Angraema baissa la tête, comme si elle venait de subir une remontrance.

— Mes rêveries… Je l’ai entendu dans mes rêveries.

Ren la regarda, intéressé.

— Tes rêveries ? Tu es déjà capable d’en faire ?

— Ça a commencé il y a une lune environ, avoua Angraema. Je t’en ai pas parlé parce que Tanit m’a dit que ça ne se disait pas. Mais je lui ai raconté, à elle.

Ren releva la tête vers la baie et regarda les lueurs de la ville d’un air pensif, les bras croisés.

— C’est vrai qu’il est d’usage de garder ces choses-là pour soi, admit-il. Mais pour nous, survivants d’une civilisation aujourd’hui disparue, c’est différent de ce qui se passait pour nos ancêtres. Si tu te souviens de choses qui peuvent nous aider à comprendre comment on en est arrivés là, et ce qu’on peut faire pour arranger… Tu dois nous en parler, Angraema.
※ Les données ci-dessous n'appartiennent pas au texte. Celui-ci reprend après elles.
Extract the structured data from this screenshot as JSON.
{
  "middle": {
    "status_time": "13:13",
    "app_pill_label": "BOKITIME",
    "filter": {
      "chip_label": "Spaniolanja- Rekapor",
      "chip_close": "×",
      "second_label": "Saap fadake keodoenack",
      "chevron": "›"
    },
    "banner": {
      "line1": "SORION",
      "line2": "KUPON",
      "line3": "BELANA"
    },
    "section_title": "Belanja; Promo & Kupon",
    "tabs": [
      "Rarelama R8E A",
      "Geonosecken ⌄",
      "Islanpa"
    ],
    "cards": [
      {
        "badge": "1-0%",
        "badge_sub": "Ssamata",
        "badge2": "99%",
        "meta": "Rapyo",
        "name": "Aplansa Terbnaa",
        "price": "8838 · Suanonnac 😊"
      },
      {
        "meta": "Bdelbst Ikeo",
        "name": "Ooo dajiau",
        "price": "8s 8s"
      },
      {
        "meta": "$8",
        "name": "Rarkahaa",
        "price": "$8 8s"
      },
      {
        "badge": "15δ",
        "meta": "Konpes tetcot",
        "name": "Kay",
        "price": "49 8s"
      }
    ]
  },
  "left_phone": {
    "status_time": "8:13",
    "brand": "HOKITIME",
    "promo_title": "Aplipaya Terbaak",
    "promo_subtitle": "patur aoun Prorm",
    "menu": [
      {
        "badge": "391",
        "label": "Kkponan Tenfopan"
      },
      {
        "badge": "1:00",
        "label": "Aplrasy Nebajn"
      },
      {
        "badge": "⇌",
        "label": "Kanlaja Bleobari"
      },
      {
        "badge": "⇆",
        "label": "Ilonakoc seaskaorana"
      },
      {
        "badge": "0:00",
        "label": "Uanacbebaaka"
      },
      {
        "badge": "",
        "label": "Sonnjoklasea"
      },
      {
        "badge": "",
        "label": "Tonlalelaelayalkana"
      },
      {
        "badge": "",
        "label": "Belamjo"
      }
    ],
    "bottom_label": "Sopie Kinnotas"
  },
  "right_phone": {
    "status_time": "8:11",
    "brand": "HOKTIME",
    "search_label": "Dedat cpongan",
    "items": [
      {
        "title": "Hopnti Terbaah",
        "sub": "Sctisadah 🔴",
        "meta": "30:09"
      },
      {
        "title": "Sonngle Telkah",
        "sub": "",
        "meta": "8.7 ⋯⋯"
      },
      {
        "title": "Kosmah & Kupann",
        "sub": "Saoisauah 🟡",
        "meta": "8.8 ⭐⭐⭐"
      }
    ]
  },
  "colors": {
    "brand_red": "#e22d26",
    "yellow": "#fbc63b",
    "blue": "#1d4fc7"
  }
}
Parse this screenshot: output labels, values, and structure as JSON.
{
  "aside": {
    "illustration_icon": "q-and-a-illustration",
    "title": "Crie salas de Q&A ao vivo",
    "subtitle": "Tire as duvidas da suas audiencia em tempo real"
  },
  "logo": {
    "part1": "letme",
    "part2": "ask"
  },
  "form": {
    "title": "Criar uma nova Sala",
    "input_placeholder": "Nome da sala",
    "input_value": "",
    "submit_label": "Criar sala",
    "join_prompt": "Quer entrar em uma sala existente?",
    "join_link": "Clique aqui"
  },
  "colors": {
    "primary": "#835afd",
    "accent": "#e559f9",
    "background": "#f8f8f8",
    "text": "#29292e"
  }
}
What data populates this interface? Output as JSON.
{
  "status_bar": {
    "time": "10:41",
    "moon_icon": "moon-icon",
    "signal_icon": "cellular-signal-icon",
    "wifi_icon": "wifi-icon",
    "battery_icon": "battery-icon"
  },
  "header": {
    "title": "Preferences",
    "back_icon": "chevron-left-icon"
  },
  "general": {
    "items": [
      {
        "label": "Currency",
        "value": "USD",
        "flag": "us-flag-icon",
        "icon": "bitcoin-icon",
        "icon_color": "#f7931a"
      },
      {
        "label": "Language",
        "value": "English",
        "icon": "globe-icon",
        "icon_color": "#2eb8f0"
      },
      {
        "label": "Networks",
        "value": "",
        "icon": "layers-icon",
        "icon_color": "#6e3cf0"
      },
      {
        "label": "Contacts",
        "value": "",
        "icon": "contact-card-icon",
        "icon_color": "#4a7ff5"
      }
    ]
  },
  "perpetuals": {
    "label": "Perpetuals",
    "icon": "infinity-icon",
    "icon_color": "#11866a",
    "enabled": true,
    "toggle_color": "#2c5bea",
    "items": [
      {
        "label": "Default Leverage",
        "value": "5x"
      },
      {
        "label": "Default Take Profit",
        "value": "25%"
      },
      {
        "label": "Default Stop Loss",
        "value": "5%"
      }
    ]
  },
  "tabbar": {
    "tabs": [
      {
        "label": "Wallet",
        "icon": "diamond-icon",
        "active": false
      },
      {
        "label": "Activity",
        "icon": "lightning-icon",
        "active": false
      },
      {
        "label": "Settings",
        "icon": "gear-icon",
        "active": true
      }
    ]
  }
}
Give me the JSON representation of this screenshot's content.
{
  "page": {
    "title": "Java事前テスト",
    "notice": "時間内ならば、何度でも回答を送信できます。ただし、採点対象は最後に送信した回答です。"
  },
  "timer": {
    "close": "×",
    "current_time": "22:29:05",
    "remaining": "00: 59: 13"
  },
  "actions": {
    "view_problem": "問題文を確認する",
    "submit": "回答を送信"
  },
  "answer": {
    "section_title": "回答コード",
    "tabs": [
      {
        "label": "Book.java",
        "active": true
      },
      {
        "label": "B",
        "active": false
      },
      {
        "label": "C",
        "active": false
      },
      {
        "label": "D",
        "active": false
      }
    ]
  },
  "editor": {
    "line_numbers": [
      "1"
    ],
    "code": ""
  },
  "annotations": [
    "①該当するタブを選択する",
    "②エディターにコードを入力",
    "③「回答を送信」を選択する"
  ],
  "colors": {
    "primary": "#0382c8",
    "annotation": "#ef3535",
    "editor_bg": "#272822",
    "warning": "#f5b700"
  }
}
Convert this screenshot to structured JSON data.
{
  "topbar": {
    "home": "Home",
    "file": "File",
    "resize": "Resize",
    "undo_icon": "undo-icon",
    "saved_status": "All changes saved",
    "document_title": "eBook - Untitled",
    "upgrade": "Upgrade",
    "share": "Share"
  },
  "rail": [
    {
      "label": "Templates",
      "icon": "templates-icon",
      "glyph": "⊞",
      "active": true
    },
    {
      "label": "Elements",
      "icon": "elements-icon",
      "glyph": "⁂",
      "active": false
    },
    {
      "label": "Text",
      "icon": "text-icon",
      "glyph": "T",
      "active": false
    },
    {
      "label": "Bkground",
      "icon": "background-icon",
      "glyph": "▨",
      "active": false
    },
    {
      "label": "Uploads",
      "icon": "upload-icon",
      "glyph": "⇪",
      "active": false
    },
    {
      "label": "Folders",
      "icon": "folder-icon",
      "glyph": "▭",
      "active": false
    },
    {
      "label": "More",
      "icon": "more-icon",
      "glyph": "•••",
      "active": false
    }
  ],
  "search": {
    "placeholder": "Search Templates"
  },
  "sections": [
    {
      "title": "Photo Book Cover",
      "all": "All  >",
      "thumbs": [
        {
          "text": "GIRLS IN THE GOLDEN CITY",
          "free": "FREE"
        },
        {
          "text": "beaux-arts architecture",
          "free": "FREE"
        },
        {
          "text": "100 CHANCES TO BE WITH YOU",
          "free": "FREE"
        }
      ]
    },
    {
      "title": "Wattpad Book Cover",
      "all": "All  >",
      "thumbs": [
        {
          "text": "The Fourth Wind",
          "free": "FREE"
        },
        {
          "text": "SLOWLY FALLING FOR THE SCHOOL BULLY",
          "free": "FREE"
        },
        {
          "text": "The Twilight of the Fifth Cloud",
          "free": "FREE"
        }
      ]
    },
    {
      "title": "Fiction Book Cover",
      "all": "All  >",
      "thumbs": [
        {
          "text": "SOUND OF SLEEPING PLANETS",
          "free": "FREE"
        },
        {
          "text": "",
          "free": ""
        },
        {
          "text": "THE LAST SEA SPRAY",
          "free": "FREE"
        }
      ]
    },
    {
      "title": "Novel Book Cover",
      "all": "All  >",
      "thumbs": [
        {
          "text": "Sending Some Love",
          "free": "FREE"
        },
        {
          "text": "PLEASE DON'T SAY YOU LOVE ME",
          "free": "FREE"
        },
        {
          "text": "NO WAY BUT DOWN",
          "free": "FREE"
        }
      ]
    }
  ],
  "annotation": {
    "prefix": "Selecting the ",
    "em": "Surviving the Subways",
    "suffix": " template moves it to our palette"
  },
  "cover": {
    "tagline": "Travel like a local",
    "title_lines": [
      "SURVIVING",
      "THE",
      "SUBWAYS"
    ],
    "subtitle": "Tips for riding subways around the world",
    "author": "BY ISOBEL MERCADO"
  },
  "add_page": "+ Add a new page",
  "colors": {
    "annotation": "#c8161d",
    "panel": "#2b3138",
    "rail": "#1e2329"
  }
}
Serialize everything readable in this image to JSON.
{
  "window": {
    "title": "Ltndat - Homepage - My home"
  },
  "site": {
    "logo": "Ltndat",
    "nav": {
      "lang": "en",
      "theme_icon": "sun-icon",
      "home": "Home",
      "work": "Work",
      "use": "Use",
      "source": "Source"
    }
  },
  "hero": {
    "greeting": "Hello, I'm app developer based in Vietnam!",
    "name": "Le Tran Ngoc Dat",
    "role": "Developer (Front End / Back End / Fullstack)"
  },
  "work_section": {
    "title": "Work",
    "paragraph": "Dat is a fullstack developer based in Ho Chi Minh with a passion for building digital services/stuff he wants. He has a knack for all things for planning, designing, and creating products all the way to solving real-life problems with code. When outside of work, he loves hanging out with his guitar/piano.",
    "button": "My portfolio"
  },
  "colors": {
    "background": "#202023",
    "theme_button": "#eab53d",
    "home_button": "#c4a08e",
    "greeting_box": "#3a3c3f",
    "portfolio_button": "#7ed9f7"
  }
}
La susnommée hocha la tête.

— Je le ferai, promit-elle. Mais je n’ai pas rêvé de grand-chose. Les vies d’ædhil des temps passés, comme ce Malenyr, ou même… Śimrod. D’autres que je ne connais pas. Tanit m’a aidé à comprendre tout ça en allant puiser dans sa propre mémoire des archives liées à l’histoire d’Ælda, sur ces gens-là. C’est par elle que j’ai appris ce nom de Rilynurden. C’est le nom du clan de Śimrod… Les Rilynurden.

Ren s’était retourné.

— Śimrod ? Tu as rêvé de Śimrod ?

Angraema baissa la tête.

— Pas de lui directement. De sa… (Elle hésita)... femme, l’esclave Elohar.

Et, ayant dit cela, elle me regarda.

— Pourquoi tu me regardes comme ça ? ne pus-je m’empêcher de dire, passablement irritée par son insistance. Ma situation n’a rien à voir avec la sienne.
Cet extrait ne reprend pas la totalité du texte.